Only the following typefaces will be acceptable (note that Times New Roman is not among them): Arial or Helvetica for sans-serif fonts, Palatino or Georgia for serif fonts, or Computer Modern for LaTeX users. A Symbol font may be used for Greek letters and other special math characters (such fonts are obsolete on platforms that support Unicode character sets, which MacOS 10.4 does). Font size must be 10 points or larger. Type density is limited to 15 characters per inch and 6 lines per vertical inch.
One of the e-mails notes reports of shrinkage during the PDF conversion process, and therefore recommends a minimum of 11 point type.
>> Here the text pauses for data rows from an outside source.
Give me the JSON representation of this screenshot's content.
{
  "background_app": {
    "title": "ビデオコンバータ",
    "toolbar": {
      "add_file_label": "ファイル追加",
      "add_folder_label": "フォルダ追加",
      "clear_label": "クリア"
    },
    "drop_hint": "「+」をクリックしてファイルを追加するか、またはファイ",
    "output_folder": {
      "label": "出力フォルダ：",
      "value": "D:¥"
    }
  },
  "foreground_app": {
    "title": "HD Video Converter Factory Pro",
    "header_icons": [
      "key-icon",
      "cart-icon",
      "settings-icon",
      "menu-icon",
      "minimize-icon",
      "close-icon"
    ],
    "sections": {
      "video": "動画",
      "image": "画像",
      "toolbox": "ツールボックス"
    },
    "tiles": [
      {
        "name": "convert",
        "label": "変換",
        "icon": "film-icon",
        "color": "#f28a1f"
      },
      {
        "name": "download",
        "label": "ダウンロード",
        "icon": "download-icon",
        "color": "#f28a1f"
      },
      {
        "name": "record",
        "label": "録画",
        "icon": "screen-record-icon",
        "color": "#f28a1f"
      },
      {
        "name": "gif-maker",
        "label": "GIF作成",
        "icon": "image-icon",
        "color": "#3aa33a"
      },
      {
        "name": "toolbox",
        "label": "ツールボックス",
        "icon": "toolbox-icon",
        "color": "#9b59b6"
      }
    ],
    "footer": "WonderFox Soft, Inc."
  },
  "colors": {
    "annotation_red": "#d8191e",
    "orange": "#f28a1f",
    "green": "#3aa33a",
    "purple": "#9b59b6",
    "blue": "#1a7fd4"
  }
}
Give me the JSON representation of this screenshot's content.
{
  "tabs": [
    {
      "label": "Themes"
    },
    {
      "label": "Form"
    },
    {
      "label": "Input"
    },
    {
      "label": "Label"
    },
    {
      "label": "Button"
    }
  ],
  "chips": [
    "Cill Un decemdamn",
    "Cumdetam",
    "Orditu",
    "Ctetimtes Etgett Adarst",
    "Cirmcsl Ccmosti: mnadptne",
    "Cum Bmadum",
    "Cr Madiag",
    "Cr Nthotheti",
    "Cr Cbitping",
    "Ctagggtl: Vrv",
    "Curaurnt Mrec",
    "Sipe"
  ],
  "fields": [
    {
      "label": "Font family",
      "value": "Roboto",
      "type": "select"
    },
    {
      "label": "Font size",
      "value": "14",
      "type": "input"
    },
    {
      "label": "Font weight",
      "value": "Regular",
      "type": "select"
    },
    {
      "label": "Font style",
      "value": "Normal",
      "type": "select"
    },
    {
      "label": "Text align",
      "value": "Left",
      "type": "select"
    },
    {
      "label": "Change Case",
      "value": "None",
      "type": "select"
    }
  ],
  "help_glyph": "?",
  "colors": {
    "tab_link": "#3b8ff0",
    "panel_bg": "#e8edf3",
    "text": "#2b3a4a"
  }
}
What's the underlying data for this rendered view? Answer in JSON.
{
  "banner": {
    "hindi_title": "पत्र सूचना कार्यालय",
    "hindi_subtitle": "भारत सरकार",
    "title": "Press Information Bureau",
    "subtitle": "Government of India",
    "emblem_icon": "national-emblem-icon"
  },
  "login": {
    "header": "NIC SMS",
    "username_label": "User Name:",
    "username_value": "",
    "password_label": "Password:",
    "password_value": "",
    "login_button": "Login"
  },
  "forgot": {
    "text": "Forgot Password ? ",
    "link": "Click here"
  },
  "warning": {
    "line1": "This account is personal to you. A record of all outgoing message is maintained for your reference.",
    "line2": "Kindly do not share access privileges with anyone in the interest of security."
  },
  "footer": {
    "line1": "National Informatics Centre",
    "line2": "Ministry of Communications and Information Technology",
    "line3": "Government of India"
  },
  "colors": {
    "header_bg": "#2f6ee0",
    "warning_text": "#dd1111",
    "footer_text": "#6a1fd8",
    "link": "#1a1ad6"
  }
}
The type density and line spacing are simple to do. In the PostScript era, one inch is 72 points. (Other definitions have been used: Donald Knuth, in The TeXbook, gives 72.27 points to the inch.) As long as you do not choose a condensed version of your font, the 15 characters per inch should take care of itself if you meet the 10 point requirement. Likewise, setting your interline spacing to at least 12 points (13 if you are worried about shrinkage) will take care of the 6 lines per inch requirement.